When your complete experience with every social network you ever tried comes down to installing the app -> using it for 15 minutes -> what in the fucking Christ am I looking at -> uninstalling the app, you tend not to understand the impact those apps have on the minds of people around you. Life has become too comfortable so we are all collectively devolving, you think, but no. It’s more than just that.
I took this picture in a bad neighborhood known for criminal activities, violence and drugs. I’m alive and well, by the way, thank you for not asking. But would you believe me if I told you that just a month ago the body of a missing 8 year old girl was found in the trash container behind these grilles, with over 200 stab wounds? If scrolling through social feeds is a part of your daily routine then yes, you would absolutely believe me.
I’ve had a conversation about photography the other day with two highly educated people, both claiming that the aesthetic quality of a photograph doesn’t matter at all. Because what makes a good photograph, according to them, is the text that goes with it. They were dead-serious, stubbornly defending that point. Then one of them – a museologist, mind you – pulled out his phone to present me with an argument-winning example. I fucking shit you not, he opened Instagram.
It was a post by someone he follows: a phone snapshot of a woman with a suitcase sitting on a park bench, and a piece of text saying how just moments earlier this woman was screaming about getting evicted from her home with nowhere to go. “See?”, he said, “That’s a good photograph. There’s a real human story behind it with a strong social element.” His friend agreed and they both looked at me the way high royalty looks at peasantry, while I was wondering what kind of crazy shit are they on.
“I get what you mean”, I said. “But since this real human story is nowhere to be seen on the picture itself, don’t you think it could have been made up?”

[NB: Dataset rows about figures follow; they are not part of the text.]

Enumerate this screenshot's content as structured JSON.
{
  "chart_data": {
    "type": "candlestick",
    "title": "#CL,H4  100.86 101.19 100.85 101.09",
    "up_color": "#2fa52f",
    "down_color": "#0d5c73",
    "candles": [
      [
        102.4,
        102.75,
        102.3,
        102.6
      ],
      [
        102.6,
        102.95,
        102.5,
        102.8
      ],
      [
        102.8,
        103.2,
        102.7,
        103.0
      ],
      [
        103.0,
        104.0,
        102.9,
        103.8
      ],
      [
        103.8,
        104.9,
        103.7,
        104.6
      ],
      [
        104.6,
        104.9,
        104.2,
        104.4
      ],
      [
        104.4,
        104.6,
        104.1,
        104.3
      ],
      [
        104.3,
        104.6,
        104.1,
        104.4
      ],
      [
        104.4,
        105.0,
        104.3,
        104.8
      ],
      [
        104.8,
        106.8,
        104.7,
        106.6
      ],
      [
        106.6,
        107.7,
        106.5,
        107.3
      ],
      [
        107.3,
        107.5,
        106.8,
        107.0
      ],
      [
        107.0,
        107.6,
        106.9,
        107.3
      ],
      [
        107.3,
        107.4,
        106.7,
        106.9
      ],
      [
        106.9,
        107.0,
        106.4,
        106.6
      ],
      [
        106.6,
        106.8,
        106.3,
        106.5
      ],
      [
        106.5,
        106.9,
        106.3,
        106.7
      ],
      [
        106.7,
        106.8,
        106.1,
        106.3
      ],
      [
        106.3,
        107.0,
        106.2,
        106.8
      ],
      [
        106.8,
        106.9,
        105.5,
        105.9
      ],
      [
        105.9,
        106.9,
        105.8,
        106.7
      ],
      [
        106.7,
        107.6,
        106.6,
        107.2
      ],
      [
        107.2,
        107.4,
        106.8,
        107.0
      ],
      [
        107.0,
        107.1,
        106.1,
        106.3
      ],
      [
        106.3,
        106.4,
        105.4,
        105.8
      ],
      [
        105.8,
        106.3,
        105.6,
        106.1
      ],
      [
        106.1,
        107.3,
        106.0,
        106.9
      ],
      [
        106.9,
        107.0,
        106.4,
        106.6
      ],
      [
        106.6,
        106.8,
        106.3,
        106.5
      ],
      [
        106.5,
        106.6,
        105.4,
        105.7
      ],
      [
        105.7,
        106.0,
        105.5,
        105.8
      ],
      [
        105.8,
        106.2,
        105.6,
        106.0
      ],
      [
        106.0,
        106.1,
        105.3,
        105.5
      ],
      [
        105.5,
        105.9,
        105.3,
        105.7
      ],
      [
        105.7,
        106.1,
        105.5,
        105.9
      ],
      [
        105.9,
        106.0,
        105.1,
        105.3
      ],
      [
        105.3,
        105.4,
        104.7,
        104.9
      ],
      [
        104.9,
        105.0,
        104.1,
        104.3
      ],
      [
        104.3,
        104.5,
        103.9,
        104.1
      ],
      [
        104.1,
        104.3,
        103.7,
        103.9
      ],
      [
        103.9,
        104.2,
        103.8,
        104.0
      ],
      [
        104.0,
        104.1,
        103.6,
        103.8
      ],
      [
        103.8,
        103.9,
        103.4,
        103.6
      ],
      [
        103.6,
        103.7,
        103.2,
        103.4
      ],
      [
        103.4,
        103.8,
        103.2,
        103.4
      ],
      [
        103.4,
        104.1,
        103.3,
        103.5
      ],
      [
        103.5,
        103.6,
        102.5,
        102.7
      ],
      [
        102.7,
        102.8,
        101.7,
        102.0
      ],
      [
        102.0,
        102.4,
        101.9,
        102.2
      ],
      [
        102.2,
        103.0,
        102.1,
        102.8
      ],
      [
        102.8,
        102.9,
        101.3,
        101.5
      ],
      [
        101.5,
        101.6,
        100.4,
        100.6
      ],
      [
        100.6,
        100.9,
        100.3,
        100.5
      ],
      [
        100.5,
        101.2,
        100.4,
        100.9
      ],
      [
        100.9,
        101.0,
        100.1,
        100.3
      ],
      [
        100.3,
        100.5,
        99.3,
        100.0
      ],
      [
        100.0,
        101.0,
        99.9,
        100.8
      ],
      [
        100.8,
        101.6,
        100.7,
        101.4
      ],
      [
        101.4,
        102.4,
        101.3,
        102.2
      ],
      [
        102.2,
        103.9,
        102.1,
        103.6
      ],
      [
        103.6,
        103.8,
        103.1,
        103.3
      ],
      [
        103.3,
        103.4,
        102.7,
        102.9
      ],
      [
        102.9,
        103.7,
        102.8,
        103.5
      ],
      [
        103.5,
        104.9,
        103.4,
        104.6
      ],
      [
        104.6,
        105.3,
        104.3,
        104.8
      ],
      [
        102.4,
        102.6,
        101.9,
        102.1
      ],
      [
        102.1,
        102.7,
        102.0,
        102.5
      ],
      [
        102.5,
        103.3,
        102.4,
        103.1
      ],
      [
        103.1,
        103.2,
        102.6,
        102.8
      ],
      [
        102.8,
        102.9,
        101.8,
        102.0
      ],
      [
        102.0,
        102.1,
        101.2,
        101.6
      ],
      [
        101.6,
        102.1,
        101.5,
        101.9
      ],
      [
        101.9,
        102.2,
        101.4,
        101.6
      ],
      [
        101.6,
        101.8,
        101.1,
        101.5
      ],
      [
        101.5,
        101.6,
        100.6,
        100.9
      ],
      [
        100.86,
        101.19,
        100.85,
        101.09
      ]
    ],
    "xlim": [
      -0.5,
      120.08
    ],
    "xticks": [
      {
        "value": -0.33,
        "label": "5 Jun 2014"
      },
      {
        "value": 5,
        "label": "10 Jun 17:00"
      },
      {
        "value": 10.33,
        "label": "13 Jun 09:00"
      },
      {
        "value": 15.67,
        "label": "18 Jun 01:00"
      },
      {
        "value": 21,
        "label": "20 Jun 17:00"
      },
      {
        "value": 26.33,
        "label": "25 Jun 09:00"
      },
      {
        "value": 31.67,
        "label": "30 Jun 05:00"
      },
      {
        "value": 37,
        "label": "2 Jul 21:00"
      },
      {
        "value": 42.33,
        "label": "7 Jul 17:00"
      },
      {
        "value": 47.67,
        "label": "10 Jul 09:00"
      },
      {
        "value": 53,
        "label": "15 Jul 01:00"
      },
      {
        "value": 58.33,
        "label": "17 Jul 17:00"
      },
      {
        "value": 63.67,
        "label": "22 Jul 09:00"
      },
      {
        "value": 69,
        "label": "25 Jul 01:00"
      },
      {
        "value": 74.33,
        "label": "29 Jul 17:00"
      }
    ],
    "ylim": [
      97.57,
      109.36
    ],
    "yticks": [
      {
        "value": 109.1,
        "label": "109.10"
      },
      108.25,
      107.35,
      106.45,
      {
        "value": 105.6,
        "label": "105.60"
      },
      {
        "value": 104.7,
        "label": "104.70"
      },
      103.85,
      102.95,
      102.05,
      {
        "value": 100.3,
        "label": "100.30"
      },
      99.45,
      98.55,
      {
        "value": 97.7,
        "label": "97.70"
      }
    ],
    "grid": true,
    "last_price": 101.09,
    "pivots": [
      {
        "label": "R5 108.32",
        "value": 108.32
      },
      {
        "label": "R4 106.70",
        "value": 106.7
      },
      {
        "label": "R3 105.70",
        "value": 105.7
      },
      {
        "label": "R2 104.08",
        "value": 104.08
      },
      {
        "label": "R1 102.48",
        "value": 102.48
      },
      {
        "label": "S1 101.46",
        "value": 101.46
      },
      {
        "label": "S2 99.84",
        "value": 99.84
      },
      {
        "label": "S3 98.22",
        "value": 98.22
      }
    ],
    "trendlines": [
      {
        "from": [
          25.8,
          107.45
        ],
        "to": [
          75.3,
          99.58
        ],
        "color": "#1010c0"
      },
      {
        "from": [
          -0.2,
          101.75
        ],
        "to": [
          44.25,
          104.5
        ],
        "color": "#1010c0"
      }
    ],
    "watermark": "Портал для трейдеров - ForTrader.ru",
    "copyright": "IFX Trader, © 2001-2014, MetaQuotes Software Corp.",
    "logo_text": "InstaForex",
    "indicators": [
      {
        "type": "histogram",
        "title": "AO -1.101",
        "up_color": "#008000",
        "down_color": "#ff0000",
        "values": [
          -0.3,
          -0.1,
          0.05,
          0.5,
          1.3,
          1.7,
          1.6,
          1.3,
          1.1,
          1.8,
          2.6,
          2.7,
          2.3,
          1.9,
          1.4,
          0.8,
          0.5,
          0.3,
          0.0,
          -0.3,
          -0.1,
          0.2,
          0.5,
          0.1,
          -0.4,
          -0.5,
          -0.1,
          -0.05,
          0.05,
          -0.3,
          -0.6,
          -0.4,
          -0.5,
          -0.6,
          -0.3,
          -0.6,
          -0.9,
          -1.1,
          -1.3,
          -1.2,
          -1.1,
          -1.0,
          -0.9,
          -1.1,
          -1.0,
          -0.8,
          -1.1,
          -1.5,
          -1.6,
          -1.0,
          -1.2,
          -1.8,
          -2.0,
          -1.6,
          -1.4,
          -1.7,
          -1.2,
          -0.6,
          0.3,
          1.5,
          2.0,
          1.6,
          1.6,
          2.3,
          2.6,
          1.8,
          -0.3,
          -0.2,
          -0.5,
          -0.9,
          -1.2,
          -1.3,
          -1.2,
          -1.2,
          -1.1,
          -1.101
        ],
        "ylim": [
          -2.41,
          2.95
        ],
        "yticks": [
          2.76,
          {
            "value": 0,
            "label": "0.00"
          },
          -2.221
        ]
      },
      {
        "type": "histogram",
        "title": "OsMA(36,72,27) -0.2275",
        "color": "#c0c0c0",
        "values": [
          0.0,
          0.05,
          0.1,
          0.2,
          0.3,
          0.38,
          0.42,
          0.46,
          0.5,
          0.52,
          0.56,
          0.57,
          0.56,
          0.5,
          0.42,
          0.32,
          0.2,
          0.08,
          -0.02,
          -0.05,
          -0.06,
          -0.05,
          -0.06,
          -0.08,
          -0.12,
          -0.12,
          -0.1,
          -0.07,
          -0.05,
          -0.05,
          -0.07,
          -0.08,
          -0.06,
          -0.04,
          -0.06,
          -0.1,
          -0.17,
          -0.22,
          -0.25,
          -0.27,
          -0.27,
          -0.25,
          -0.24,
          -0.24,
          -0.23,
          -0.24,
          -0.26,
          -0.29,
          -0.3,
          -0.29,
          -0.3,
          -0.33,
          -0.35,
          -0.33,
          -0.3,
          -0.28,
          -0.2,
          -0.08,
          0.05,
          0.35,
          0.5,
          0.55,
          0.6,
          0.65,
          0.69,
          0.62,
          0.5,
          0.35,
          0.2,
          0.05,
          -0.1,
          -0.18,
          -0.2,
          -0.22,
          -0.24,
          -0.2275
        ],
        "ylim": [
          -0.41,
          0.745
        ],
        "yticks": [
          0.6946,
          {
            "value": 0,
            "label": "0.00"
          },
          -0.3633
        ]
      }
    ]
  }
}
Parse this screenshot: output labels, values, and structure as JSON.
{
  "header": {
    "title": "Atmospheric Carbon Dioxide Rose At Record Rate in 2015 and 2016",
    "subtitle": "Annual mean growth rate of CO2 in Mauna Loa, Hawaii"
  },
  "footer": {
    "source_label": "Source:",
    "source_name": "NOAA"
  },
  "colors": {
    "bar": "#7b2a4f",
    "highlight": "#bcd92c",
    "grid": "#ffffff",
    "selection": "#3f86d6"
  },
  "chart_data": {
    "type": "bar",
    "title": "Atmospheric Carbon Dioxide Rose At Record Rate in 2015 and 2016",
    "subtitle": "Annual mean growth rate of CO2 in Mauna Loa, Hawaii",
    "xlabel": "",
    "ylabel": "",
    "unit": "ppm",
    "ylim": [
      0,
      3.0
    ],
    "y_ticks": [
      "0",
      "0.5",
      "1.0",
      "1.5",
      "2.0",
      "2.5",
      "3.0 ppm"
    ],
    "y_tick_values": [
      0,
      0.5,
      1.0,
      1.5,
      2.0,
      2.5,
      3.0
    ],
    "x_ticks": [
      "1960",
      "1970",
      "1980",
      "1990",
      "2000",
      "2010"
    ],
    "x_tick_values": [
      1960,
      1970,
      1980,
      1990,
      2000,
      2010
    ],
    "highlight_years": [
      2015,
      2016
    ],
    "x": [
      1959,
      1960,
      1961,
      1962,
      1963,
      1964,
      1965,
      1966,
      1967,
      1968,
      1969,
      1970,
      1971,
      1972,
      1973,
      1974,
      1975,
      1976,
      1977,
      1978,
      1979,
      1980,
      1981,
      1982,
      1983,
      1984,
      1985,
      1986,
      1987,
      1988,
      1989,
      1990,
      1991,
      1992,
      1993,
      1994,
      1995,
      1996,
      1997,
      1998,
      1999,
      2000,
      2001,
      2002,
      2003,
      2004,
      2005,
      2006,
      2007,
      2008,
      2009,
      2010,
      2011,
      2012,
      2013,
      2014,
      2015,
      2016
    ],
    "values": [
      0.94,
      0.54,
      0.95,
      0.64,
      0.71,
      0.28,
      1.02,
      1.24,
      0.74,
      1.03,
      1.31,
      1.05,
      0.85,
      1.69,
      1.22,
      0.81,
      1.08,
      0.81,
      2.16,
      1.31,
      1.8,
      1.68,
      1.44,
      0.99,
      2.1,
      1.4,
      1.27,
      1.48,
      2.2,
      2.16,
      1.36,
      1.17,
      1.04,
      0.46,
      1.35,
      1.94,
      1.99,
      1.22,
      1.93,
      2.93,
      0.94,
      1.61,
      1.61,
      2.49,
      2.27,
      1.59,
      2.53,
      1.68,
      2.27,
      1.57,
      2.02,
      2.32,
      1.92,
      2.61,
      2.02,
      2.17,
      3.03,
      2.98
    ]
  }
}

For a moment their eyes got lost in the distance – the so-called ‘oh shit look’ that happens when you’re boarding a plane and you suddenly realize you left the stove running; or when, in your 12th year on Instagram, you realize it never crossed your mind that the whole thing might be fake. They still stood by their point, of course, but the energy was gone.
After I left I imagined them awkwardly talking about the weather, avoiding eye contact.